Online map with unrecognized countries?

Can anyone point me to a site with online maps that include unrecognized countries?

I was reading about Somaliland and I realized there are a number of other countries which exist in the real world but do not have widespread legal recognition: Abkhazia, Kosovo, Kurdistan, Nagorno-Karabakh, Northern Cyprus, Pridnestrovie, South Ossetia, and the most famous, Taiwan.

I’m not interested in micronations or secessionist claims or governments in exile. I’m talking about places where there is a functional de facto government that is actually running the country it claims to control. (I’m also not interested in arguing over claims about whether or not these countries should exist.)

So can anyone direct me to a map that shows these countries?

Wikipedia has a good start with List of States With Limited Recognition

I thought I remembered seeing such a map a while ago, but can’t spot much of anything apart from the one on Wikipedia that Markxxx linked to. Otherwise your best bet may just be to find lists of such regions (though you have most of the main ones anyway), and have to look up the maps of individual regions.

I do remember seeing mention a while back of the Viva World Cup, a soccer/football world cup played mostly among unrecognized territories (though I think some of them are just regions with groups calling for autonomy)

I don’t think that Kurdistan belongs in this group; it’s “merely” an autonomous area within Iraq.

Karakalpakstan too… it seemed quite independent when I was there… with a definite border check and customs.

Some of the entries on your list don’t actually fit your criteria. The recognition (among UN members, at least) for Taiwan and Kosovo may not be universal, but it certainly is widespread. Kosovo is officially recognized by over a third of UN members. While Taiwain has official recognition by only about a tenth, most of the remainder effectively recognize it, but stop short of “official” recognition only to avoid pissing of the PRC. In those cases ROC passports are accepted, all-but-official “diplomatic” relations established, etc.

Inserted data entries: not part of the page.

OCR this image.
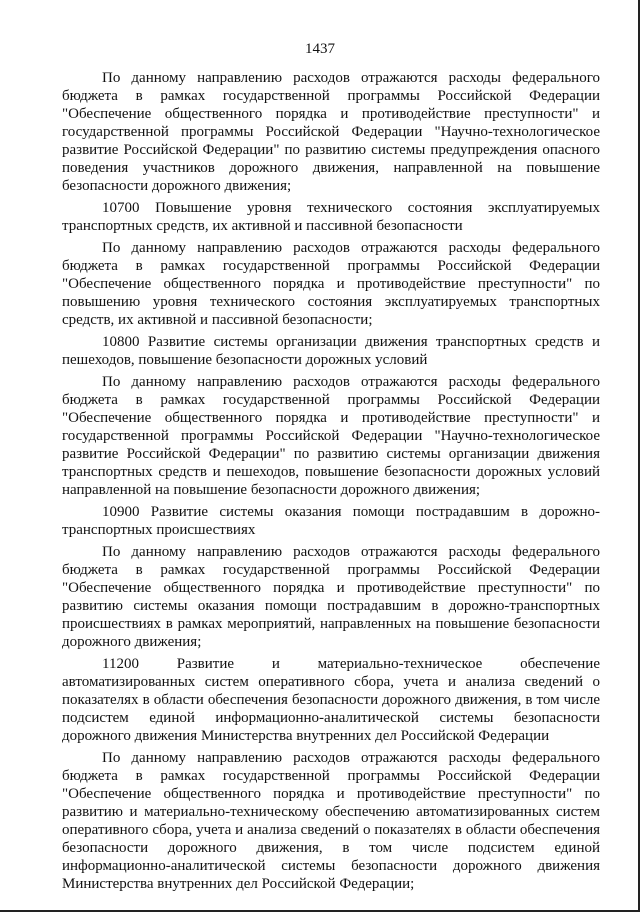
1437

По данному направлению расходов отражаются расходы федерального бюджета в рамках государственной программы Российской Федерации "Обеспечение общественного порядка и противодействие преступности" и государственной программы Российской Федерации "Научно-технологическое развитие Российской Федерации" по развитию системы предупреждения опасного поведения участников дорожного движения, направленной на повышение безопасности дорожного движения;

10700 Повышение уровня технического состояния эксплуатируемых транспортных средств, их активной и пассивной безопасности

По данному направлению расходов отражаются расходы федерального бюджета в рамках государственной программы Российской Федерации "Обеспечение общественного порядка и противодействие преступности" по повышению уровня технического состояния эксплуатируемых транспортных средств, их активной и пассивной безопасности;

10800 Развитие системы организации движения транспортных средств и пешеходов, повышение безопасности дорожных условий

По данному направлению расходов отражаются расходы федерального бюджета в рамках государственной программы Российской Федерации "Обеспечение общественного порядка и противодействие преступности" и государственной программы Российской Федерации "Научно-технологическое развитие Российской Федерации" по развитию системы организации движения транспортных средств и пешеходов, повышение безопасности дорожных условий направленной на повышение безопасности дорожного движения;

10900 Развитие системы оказания помощи пострадавшим в дорожно-транспортных происшествиях

По данному направлению расходов отражаются расходы федерального бюджета в рамках государственной программы Российской Федерации "Обеспечение общественного порядка и противодействие преступности" по развитию системы оказания помощи пострадавшим в дорожно-транспортных происшествиях в рамках мероприятий, направленных на повышение безопасности дорожного движения;

11200 Развитие и материально-техническое обеспечение автоматизированных систем оперативного сбора, учета и анализа сведений о показателях в области обеспечения безопасности дорожного движения, в том числе подсистем единой информационно-аналитической системы безопасности дорожного движения Министерства внутренних дел Российской Федерации

По данному направлению расходов отражаются расходы федерального бюджета в рамках государственной программы Российской Федерации "Обеспечение общественного порядка и противодействие преступности" по развитию и материально-техническому обеспечению автоматизированных систем оперативного сбора, учета и анализа сведений о показателях в области обеспечения безопасности дорожного движения, в том числе подсистем единой информационно-аналитической системы безопасности дорожного движения Министерства внутренних дел Российской Федерации;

Indeed. That one includes the very map the OP seems to be asking for.

I had seen that map. But I was hoping for something a little better.

I got the sense that on paper the regional government has a lot of autonomy, but practically is mostly under the control of the central Uzbek government (and is fairly reliant on the central govt anyway since the Aral Sea shrinkage has taken away much of its economic viability). I think there have been a couple of calls for separatism, but I wouldn’t think it in the category of ‘unrecognized country’.

Also, I don’t think I came across a specific border check with customs etc when I was there last year (there might have been more of an internal border check when you visited though). There were plenty of police checkpoints along the road between Bukhara and Nukus*, and I’m sure one of those probably would have been on the Karakalpak border…but didn’t seem to be a distinct border check that significantly differed from the other checkpoints by much (at least not that I can recall, pretty sure we didn’t have to show our passports along the way, let alone a proper customs stop)

*which was a 7 or 8 hour shared-taxi drive through the desert with my wife and I squeezed into the back of a car with an enormous Uzbek military guy…at least we seemed to stop every hour or two for watermelon and/or vodka :slight_smile:

The only thing wrong I can see with it is that the colors are too close to each other except for the dark beige.

Technically, this is a map of the United States but most people would prefer something like this.

Exactly. Everyone knows that line art should be saved in lossless graphics formats, not JPEGs! :wink:

I was there in 1998… stayed two nights in Nukus and went up to Moynaq in between to wander around the ships in the sand. From Bukhara, rains in Afghanistan had raised the Amu Darya and we had to take a barge across with our driver. Total rust bucket but our driver was willing to put the car on it so we went along with it. At the Karakalpak border we had to fill out a currency declaration, show passports and they searched the car.